The inability of current therapies to achieve a high sustained viral response with all HCV infections highlights the necessaty of developing more potent and braoad-spectrum inhibitors of all the HCV genotypes. The most promising antiviral target viral proteins or processes that are not endogenous to host cells. Close structural homologs of the HCV RNA-dependent RNA polymerase (RdRp) do not exist within the uninfected host cell; thus, this protein represents an excellent target for antiviral therapy. Under these perspectives, different series of new nucleoside analogs have been designed and obtained by means of simple synthetic routes.
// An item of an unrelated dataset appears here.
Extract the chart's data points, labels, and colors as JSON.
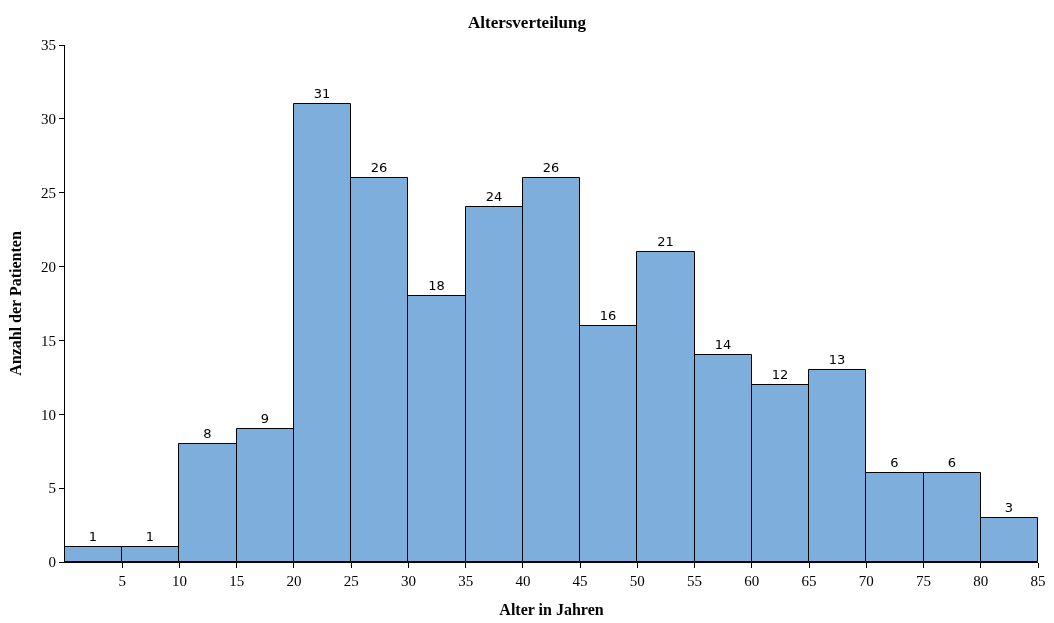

Among the plethora of synthesized compounds, a number of different anologs have shown interesting activity data, comparable to ribavirin, the unique nucleoside analogue currently approved for HCV therapy, when tested for biological activity on cell cultures infected by bovine viral diarrhea virus (BVDV), the pathogen most widely employed as HCV surrogate. Based on these encouraging results, an explorative molecular modelling study has been undertaken to investigate the interactions between the most probable molecular target (RdRp) and the most promising drug candidates, in order to derive a structure-activity relationship, aimed at designing further generations of derivatives with enhanced potency.